We must, must find a way to go to seed, or else die barren and cursed as that wretched fig tree that failed to give fruit when Jesus commanded it. This is what we don’t always like to hear. Catholics ought to know it, but more often these days, we don’t. We think like the world. We spend our lives accumulating prestige and comfort. We doubt the teachings of the Church; we convince ourselves we are within the bounds of the law. We withhold our fruit. 

Lavinia Fontana (Italian, 1552–1614), “Noli me tangere,” oil on canvas, 1581. 
[The Penitent Magdalen and Christ as Gardener]

Be fruitful. At all costs and by all means, be fruitful and multiply. Plunge deep into the soil and find the water. Stretch up, and around and out—push through the obstructions, towards the light. You must.

I urge you not to make some of the same mistakes I did. Don’t leave our Lord with His hand outstretched and empty. Make the sacrifice. Don’t have the abortion; go back to your family and ask for help. Don’t just hang around cohabitating with that woman; marry her and set things right. Don’t drift through life looking for the next distraction; find a way to serve and sink yourself into that vocation. Don’t just hang around single—or deliberately, selfishly childless with your spouse, accumulating money and possessions to please yourself ; bear children—conceive, adopt or foster them—and pass on what you have to give. Don’t give up on God; search your own conscience, confess your sins, and try again. Don’t wallow in your heartbreak and disappointment; lighten your burden and ride the wind. Get yourself quickly to a better place where you may find soil enough to take root—you don’t have time to waste. 

Sooner or later, we must all “go to seed.” That’s farmer lingo for reproduce. I guess I learned it from my dad, who grew up pretty poor, farming and raising animals for sustenance with his parents in rural Washington. When you see a plant making fruit, it’s going to seed. It knows it’s going to die soon, actually, and now it’s putting forth its greatest effort. 

When I look up at the wall above our family table, I see a large crucifix hanging there. Thus, when I look at my own life, I can easily say: the end is near. Memento mori: remember your death. This sounds morbid, but it isn’t really. It’s the gospel: repent, for the The Kingdom of Heaven is at hand.

Haven’t we had enough of our selfish, self-seeking selves already? Haven’t we been injured enough from our self-centered attempts to control every outcome? To win every argument? Sooner or later we must let go of our selfishness. We must repent, die to self, and let that rotting, dead matter become fertilizer for the LIFE that God wants to germinate in us. Thus, what is really true and lasting in us—what is of God, can be reborn. 

It’s critical in this mysterious process of surrender (that’s what this is all about really), that we identify with the part of ourselves that comes from God—the eternal, true, living part; not the passing away, rotting, dead part. If we cling to the dead part, we will be cut away, along with the dead things, and thrown to the burn-pile. That’s the way of the Gardener. He brings order to the wilderness in this way. He plants, prunes, nurtures, grafts, harvests, separates, and burns the trash. Take heed. Whichever part we cling to the most will determine where we end up. Cling to the true Vine. Let go of the dead things in yourself. Let God prune those away so you can live. 

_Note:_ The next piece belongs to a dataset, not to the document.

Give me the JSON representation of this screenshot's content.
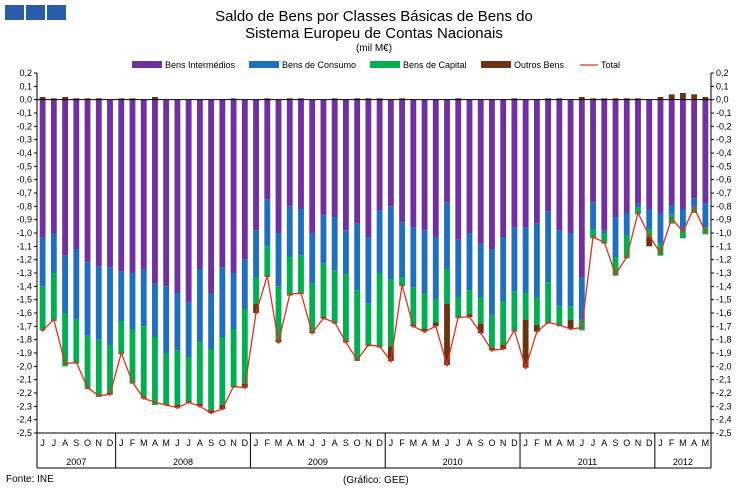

This all may seem rather esoteric and abstract. There will be more practical advice and input coming soon, I promise. But for now, let these images begin to prepare and fertilize the soil of your heart. Perhaps I am mixing too many metaphors here—I’m not as brilliant a poet as our Lord. Yet, maybe this eclectic, messy mixture will yield something good as we think together about what it may actually take, in your case, to “grow up and marry.”